Следующую – гидравлическую – теорию К. Виттфогеля автор также сближает с волюнтаризмом. По логике Виттфогеля, в засушливых зонах земледельцы, боровшиеся за существование при помощи локального орошения, со временем сообразили, что для всех выгоднее объединить селения и связать каналы в крупномасштабную ирригационную систему. Для этого пришлось выделить корпус чиновников, управляющих разросшейся системой, которые, в свою очередь, стали зародышем государственной бюрократии.

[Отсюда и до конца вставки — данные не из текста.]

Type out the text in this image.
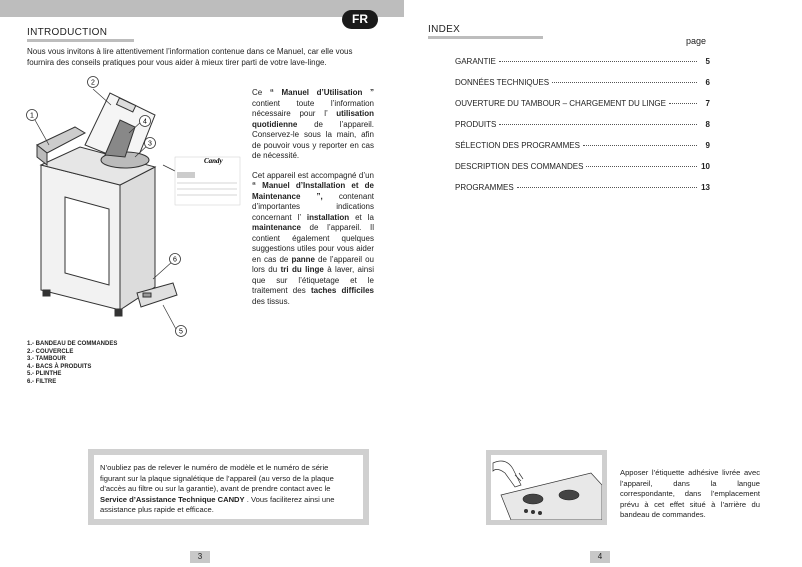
FR
INTRODUCTION
Nous vous invitons à lire attentivement l’information contenue dans ce Manuel, car elle vous fournira des conseils pratiques pour vous aider à mieux tirer parti de votre lave-linge.
1
2
3
4
5
6
Candy

Ce “ Manuel d’Utilisation ” contient toute l’information nécessaire pour l’ utilisation quotidienne de l’appareil. Conservez-le sous la main, afin de pouvoir vous y reporter en cas de nécessité.

Cet appareil est accompagné d’un “ Manuel d’Installation et de Maintenance ”, contenant d’importantes indications concernant l’ installation et la maintenance de l’appareil. Il contient également quelques suggestions utiles pour vous aider en cas de panne de l’appareil ou lors du tri du linge à laver, ainsi que sur l’étiquetage et le traitement des taches difficiles des tissus.

1.- BANDEAU DE COMMANDES
2.- COUVERCLE
3.- TAMBOUR
4.- BACS À PRODUITS
5.- PLINTHE
6.- FILTRE
N’oubliez pas de relever le numéro de modèle et le numéro de série figurant sur la plaque signalétique de l’appareil (au verso de la plaque d’accès au filtre ou sur la garantie), avant de prendre contact avec le Service d’Assistance Technique CANDY . Vous faciliterez ainsi une assistance plus rapide et efficace.
3
INDEX
page
GARANTIE	5
DONNÉES TECHNIQUES	6
OUVERTURE DU TAMBOUR – CHARGEMENT DU LINGE	7
PRODUITS	8
SÉLECTION DES PROGRAMMES	9
DESCRIPTION DES COMMANDES	10
PROGRAMMES	13
Apposer l’étiquette adhésive livrée avec l’appareil, dans la langue correspondante, dans l’emplacement prévu à cet effet situé à l’arrière du bandeau de commandes.
4
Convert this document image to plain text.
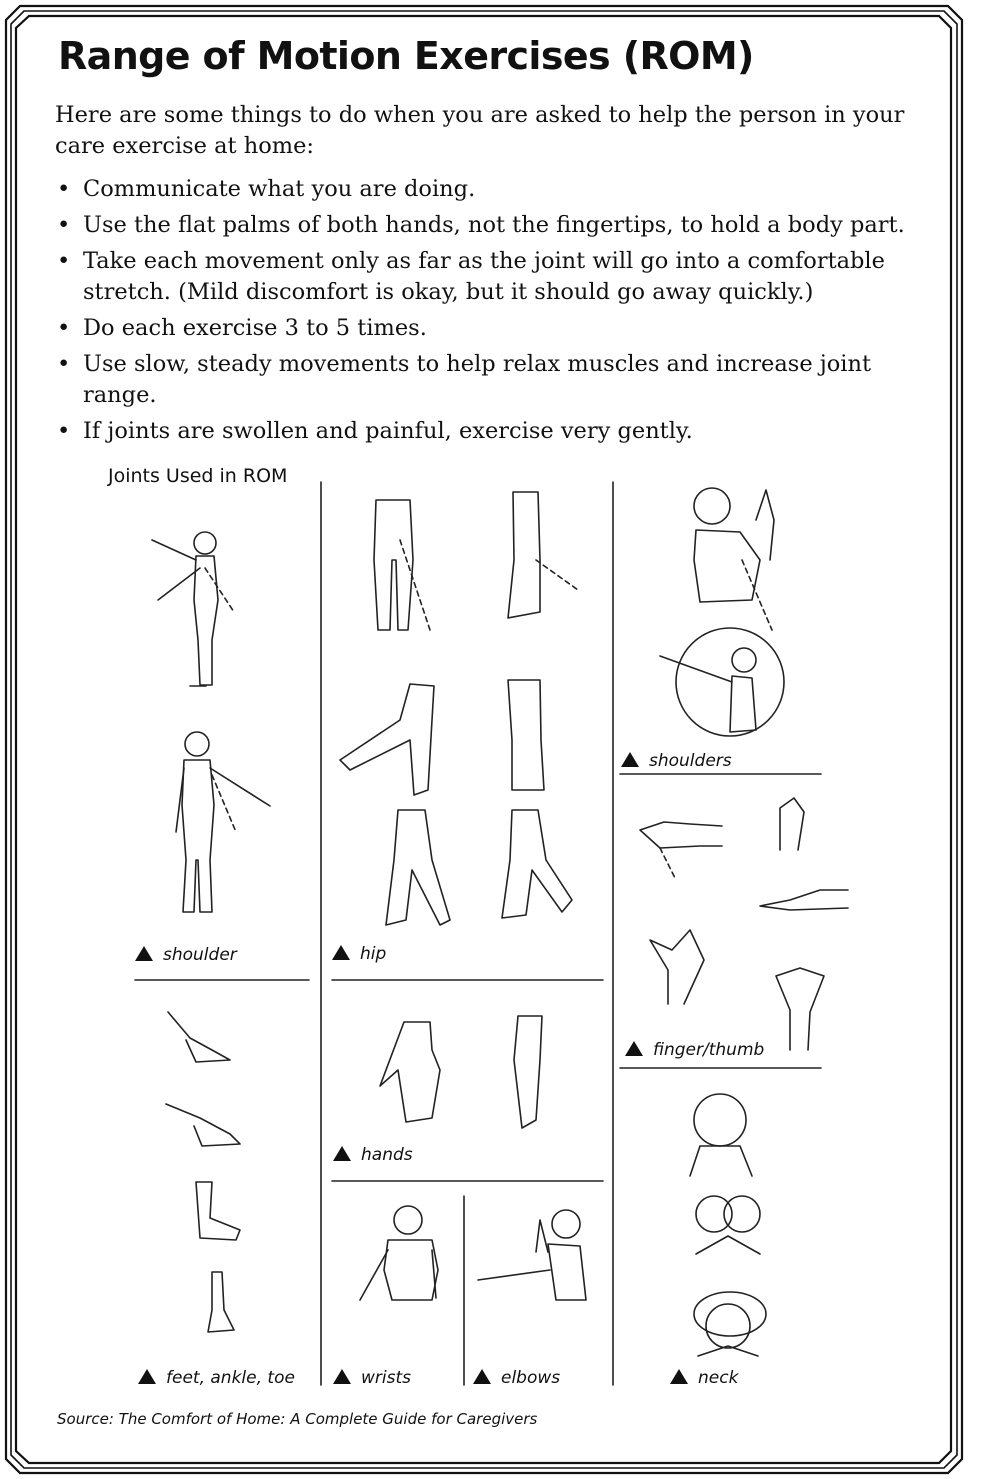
Range of Motion Exercises (ROM)
Here are some things to do when you are asked to help the person in your care exercise at home:
• Communicate what you are doing.
• Use the flat palms of both hands, not the fingertips, to hold a body part.
• Take each movement only as far as the joint will go into a comfortable stretch. (Mild discomfort is okay, but it should go away quickly.)
• Do each exercise 3 to 5 times.
• Use slow, steady movements to help relax muscles and increase joint range.
• If joints are swollen and painful, exercise very gently.
Joints Used in ROM
shoulder	hip
shoulders
finger/thumb
hands
feet, ankle, toe	wrists	elbows	neck
Source: The Comfort of Home: A Complete Guide for Caregivers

Наиболее разработанной и эмпирически фундированной остается коэрсивная теория (coercion – принуждение), ведущая начало от Г. Спенсера и других социологов XIX века. Карнейро, не забыв упомянуть по этому поводу Гераклита («Война – отец всего и всему царь»), приводит подробное фактическое обоснование коэрсивной теории. Добавим, что спустя три десятилетия после публикации этой статьи голландский историк М. ван Кревелд, обобщив накопленные данные, касающиеся Старого и Нового Света, писал: «Происхождение некоторых древнейших империй, например Китайской и Египетской, неизвестно. Большинство же других государств возникли благодаря завоеванию мощным вождеством слабых соседей; поэтому их легче всего представить как разросшиеся вождества» [Creveld 1999, p.36].
Но Карнейро не ограничился констатацией насильственного происхождения государств – ведь войны происходили всегда и везде, а государства возникли лишь в определённые периоды и в определённых местах. Поэтому, уяснив, что война служила механизмом образования государств, важно, далее, выявить необходимые для этого условия.